XIII
На следующее утро настроение стало еще гораздо тревожнее. Из
Москвы пришло известие о покушении на Ленина. Говорили, что он умирает. На Мусю
это событие произвело сильное впечатление, в особенности потому, что на жизнь
вождя большевиков покушалась женщина.
Идейная женщина да еще революционерка, это,
собственно, было самое скучное и неэлегантное, что только могла себе
представить Муся. У них в кружке слова эти даже мысленно заключались в кавычки.
Политической дамой еще кое‑как можно было быть: тоже представлялось
скучноватым, – как bas bleu[66] –
но салон многое выкупал, особенно если в нем бывали очень видные люди.
Московское событие ударило Мусю по нервам: все сразу представилось ей в ином
свете. Женщина эта (ее имени еще никто не знал) шла на страшную смерть
наверняка. Покушение было произведено на большевистском митинге, – при
таких условиях не могло быть и одного шанса из тысячи спастись бегством. У
террористки были все основания предполагать, что разъяренная толпа тут же
разорвет ее в клочья. В противном случае ее ждала неминуемая казнь, – быть
может, и пытка, о которой со вчерашнего дня ползли по городу глухие зловещие
слухи. «Какие же нервы должны быть у этой женщины и как она могла пойти на
такое дело!» – содрогаясь думала Муся.
В доме все были напуганы. Князь ушел из дому с утра, еще до
того, как они узнали о покушении. У Вити лицо стало бледно‑зеленое, хоть глаза
его сияли торжеством, точно он сам убил Ленина. Сонечка имела вид виноватый –
из‑за кинематографа. Глаша была очень встревожена и расстроена.

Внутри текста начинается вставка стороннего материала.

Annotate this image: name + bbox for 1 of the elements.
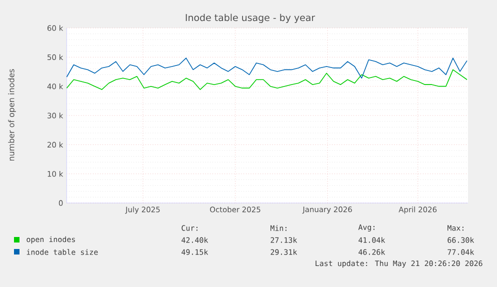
chart-title: Inode table usage - by year [186,14,316,23]
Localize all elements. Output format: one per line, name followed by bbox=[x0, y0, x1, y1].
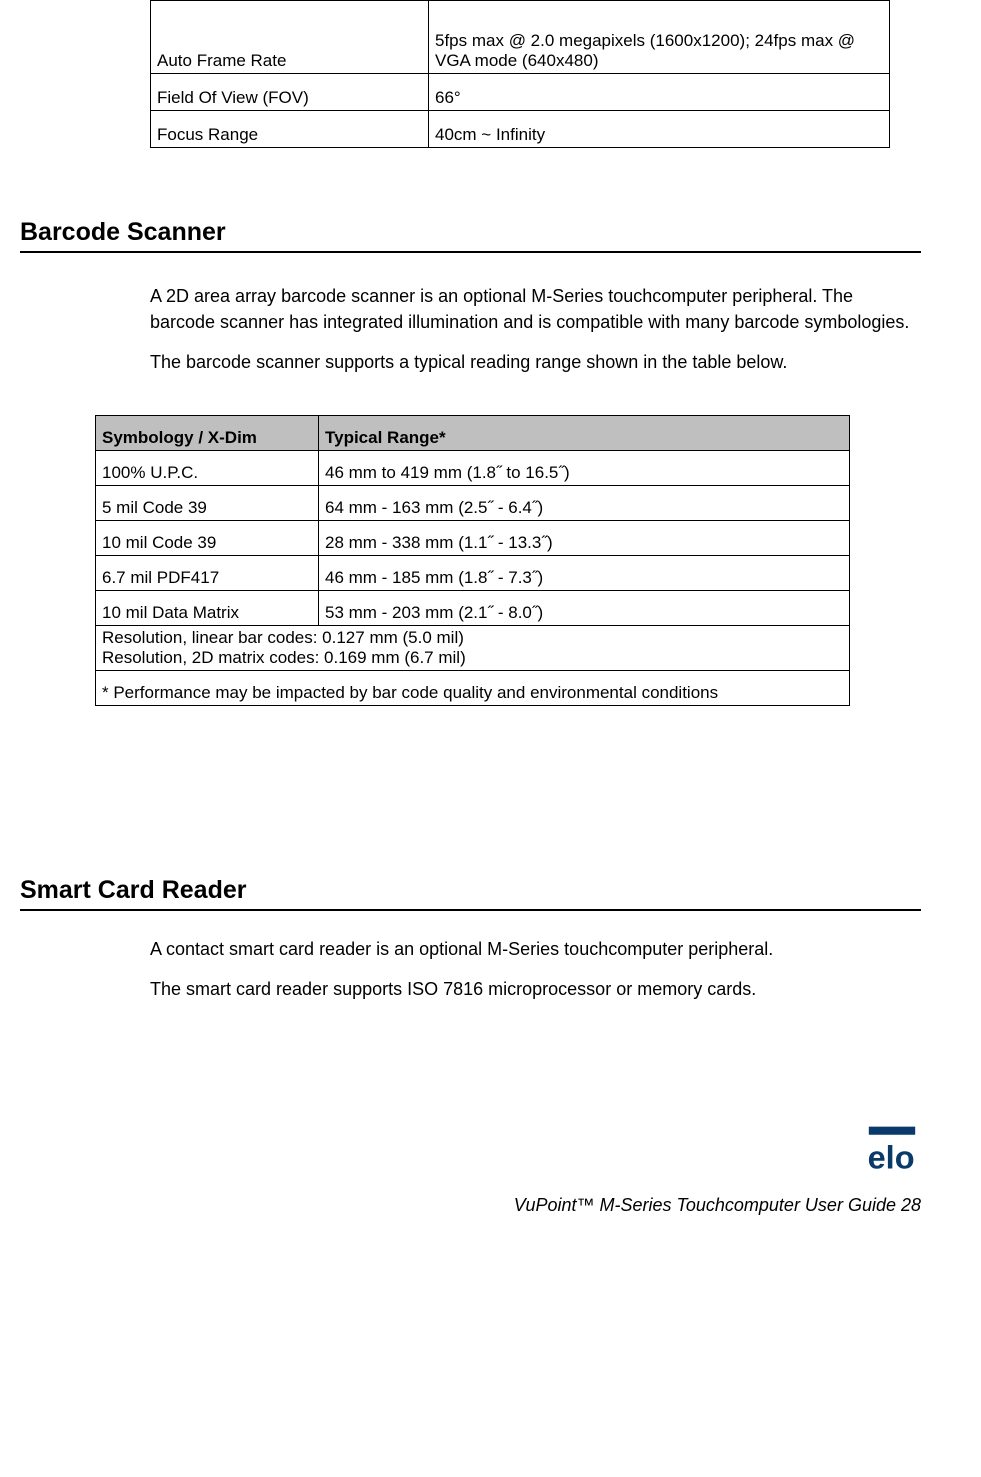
column-header-range: Typical Range* bbox=[319, 416, 850, 451]
spec-label: Field Of View (FOV) bbox=[151, 74, 429, 111]
table-row: 6.7 mil PDF417 46 mm - 185 mm (1.8˝ - 7.… bbox=[96, 556, 850, 591]
smartcard-paragraph-2: The smart card reader supports ISO 7816 … bbox=[150, 976, 921, 1002]
performance-note: * Performance may be impacted by bar cod… bbox=[96, 671, 850, 706]
range-cell: 46 mm to 419 mm (1.8˝ to 16.5˝) bbox=[319, 451, 850, 486]
page-footer-text: VuPoint™ M-Series Touchcomputer User Gui… bbox=[20, 1195, 921, 1216]
table-header-row: Symbology / X-Dim Typical Range* bbox=[96, 416, 850, 451]
barcode-scanner-heading: Barcode Scanner bbox=[20, 218, 921, 253]
svg-text:elo: elo bbox=[868, 1140, 915, 1176]
table-row: 5 mil Code 39 64 mm - 163 mm (2.5˝ - 6.4… bbox=[96, 486, 850, 521]
table-row: 10 mil Code 39 28 mm - 338 mm (1.1˝ - 13… bbox=[96, 521, 850, 556]
table-row: 10 mil Data Matrix 53 mm - 203 mm (2.1˝ … bbox=[96, 591, 850, 626]
camera-spec-table: Auto Frame Rate 5fps max @ 2.0 megapixel… bbox=[150, 0, 890, 148]
table-note-row: * Performance may be impacted by bar cod… bbox=[96, 671, 850, 706]
symbology-cell: 10 mil Data Matrix bbox=[96, 591, 319, 626]
table-row: 100% U.P.C. 46 mm to 419 mm (1.8˝ to 16.… bbox=[96, 451, 850, 486]
symbology-cell: 6.7 mil PDF417 bbox=[96, 556, 319, 591]
resolution-note: Resolution, linear bar codes: 0.127 mm (… bbox=[96, 626, 850, 671]
range-cell: 64 mm - 163 mm (2.5˝ - 6.4˝) bbox=[319, 486, 850, 521]
smartcard-paragraph-1: A contact smart card reader is an option… bbox=[150, 936, 921, 962]
symbology-table: Symbology / X-Dim Typical Range* 100% U.… bbox=[95, 415, 850, 706]
column-header-symbology: Symbology / X-Dim bbox=[96, 416, 319, 451]
range-cell: 46 mm - 185 mm (1.8˝ - 7.3˝) bbox=[319, 556, 850, 591]
symbology-cell: 10 mil Code 39 bbox=[96, 521, 319, 556]
barcode-paragraph-2: The barcode scanner supports a typical r… bbox=[150, 349, 921, 375]
elo-logo-icon: elo bbox=[863, 1122, 921, 1185]
range-cell: 53 mm - 203 mm (2.1˝ - 8.0˝) bbox=[319, 591, 850, 626]
symbology-cell: 100% U.P.C. bbox=[96, 451, 319, 486]
range-cell: 28 mm - 338 mm (1.1˝ - 13.3˝) bbox=[319, 521, 850, 556]
symbology-cell: 5 mil Code 39 bbox=[96, 486, 319, 521]
spec-label: Auto Frame Rate bbox=[151, 1, 429, 74]
smart-card-reader-heading: Smart Card Reader bbox=[20, 876, 921, 911]
spec-value: 5fps max @ 2.0 megapixels (1600x1200); 2… bbox=[429, 1, 890, 74]
table-row: Focus Range 40cm ~ Infinity bbox=[151, 111, 890, 148]
spec-label: Focus Range bbox=[151, 111, 429, 148]
table-row: Auto Frame Rate 5fps max @ 2.0 megapixel… bbox=[151, 1, 890, 74]
table-row: Field Of View (FOV) 66° bbox=[151, 74, 890, 111]
table-note-row: Resolution, linear bar codes: 0.127 mm (… bbox=[96, 626, 850, 671]
spec-value: 66° bbox=[429, 74, 890, 111]
spec-value: 40cm ~ Infinity bbox=[429, 111, 890, 148]
barcode-paragraph-1: A 2D area array barcode scanner is an op… bbox=[150, 283, 921, 335]
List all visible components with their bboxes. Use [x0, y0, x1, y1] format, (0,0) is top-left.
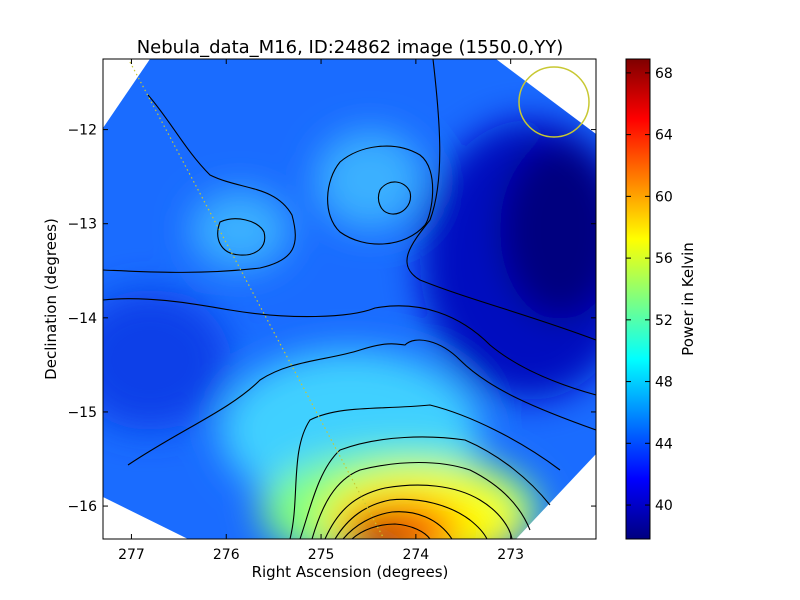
contour-line — [217, 218, 266, 256]
contour-line — [342, 511, 453, 539]
colorbar-ticks: 40 44 48 52 56 60 64 68 — [626, 66, 673, 514]
y-tick-label: −12 — [67, 123, 97, 139]
contour-line — [406, 59, 596, 341]
y-tick-label: −16 — [67, 499, 97, 515]
contour-line — [311, 462, 531, 539]
contour-line — [103, 94, 296, 273]
x-axis-label: Right Ascension (degrees) — [252, 563, 449, 581]
y-tick-label: −15 — [67, 405, 97, 421]
plot-frame — [102, 58, 597, 540]
x-tick-label: 273 — [497, 547, 524, 563]
contour-line — [103, 298, 596, 396]
x-axis: 277 276 275 274 273 — [118, 59, 524, 563]
x-tick-label: 277 — [118, 547, 145, 563]
colorbar-tick-label: 60 — [655, 189, 673, 205]
galactic-plane-line — [129, 61, 385, 540]
y-axis: −12 −13 −14 −15 −16 — [67, 123, 596, 515]
beam-circle — [518, 66, 590, 138]
contour-line — [327, 145, 434, 245]
colorbar-tick-label: 56 — [655, 251, 673, 267]
colorbar-tick-label: 52 — [655, 313, 673, 329]
colorbar-tick-label: 44 — [655, 436, 673, 452]
contour-line — [334, 498, 488, 539]
contour-line — [377, 181, 412, 215]
contour-line — [289, 404, 561, 539]
heatmap-image — [103, 59, 596, 539]
colorbar-tick-label: 40 — [655, 498, 673, 514]
y-tick-label: −13 — [67, 217, 97, 233]
contour-line — [127, 339, 596, 466]
x-tick-label: 276 — [213, 547, 240, 563]
colorbar — [625, 58, 651, 540]
x-tick-label: 274 — [402, 547, 429, 563]
contour-line — [324, 484, 513, 539]
contour-lines — [103, 59, 596, 539]
contour-line — [299, 436, 551, 539]
colorbar-tick-label: 48 — [655, 375, 673, 391]
colorbar-tick-label: 68 — [655, 66, 673, 82]
y-axis-label: Declination (degrees) — [42, 218, 60, 380]
x-tick-label: 275 — [308, 547, 335, 563]
colorbar-label: Power in Kelvin — [679, 242, 697, 356]
contour-line — [351, 523, 431, 539]
y-tick-label: −14 — [67, 311, 97, 327]
colorbar-tick-label: 64 — [655, 128, 673, 144]
chart-title: Nebula_data_M16, ID:24862 image (1550.0,… — [137, 37, 564, 58]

– Надо быть сумасшедшим, чтобы сегодня идти в какой‑то
идиотский кинематограф! – в сердцах сказала она. – Да нас и избить
там могут.
– Что вы, Глаша, – робко возразила Сонечка, –
как они догадаются, кто мы такие?
– Ах, я не стану спорить с вами, Сонечка! Право, было
бы гораздо лучше, если бы вы просто меня слушались. Обо мне все можно сказать,
но, слава Богу, глупой меня еще никто не считал, – заявила убежденно
Глафира Генриховна.
«Удивительно, что это всегда говорят неумные люди», –
подумала Муся.
– Скорее всего и спектакли будут сегодня отменены, если
его убили, – сказала она нерешительно.
– Однако мы условились с князем, что встретимся с ним в
кинематографе, – заметил Витя. – Нельзя же его подводить в самом
деле…
Этот довод был решающим. Кроме того нервы у всех были так
напряжены, что оставаться дома все равно было бы трудно.
– Теперь они совершенно ошалеют, – сказала
Муся. – По‑моему, теперь…
Послышался звонок. Все встрепенулись.
– Вероятно, это Маруся, – вполголоса сказала
Глафира Генриховна, – она должна была сегодня утром принести белье.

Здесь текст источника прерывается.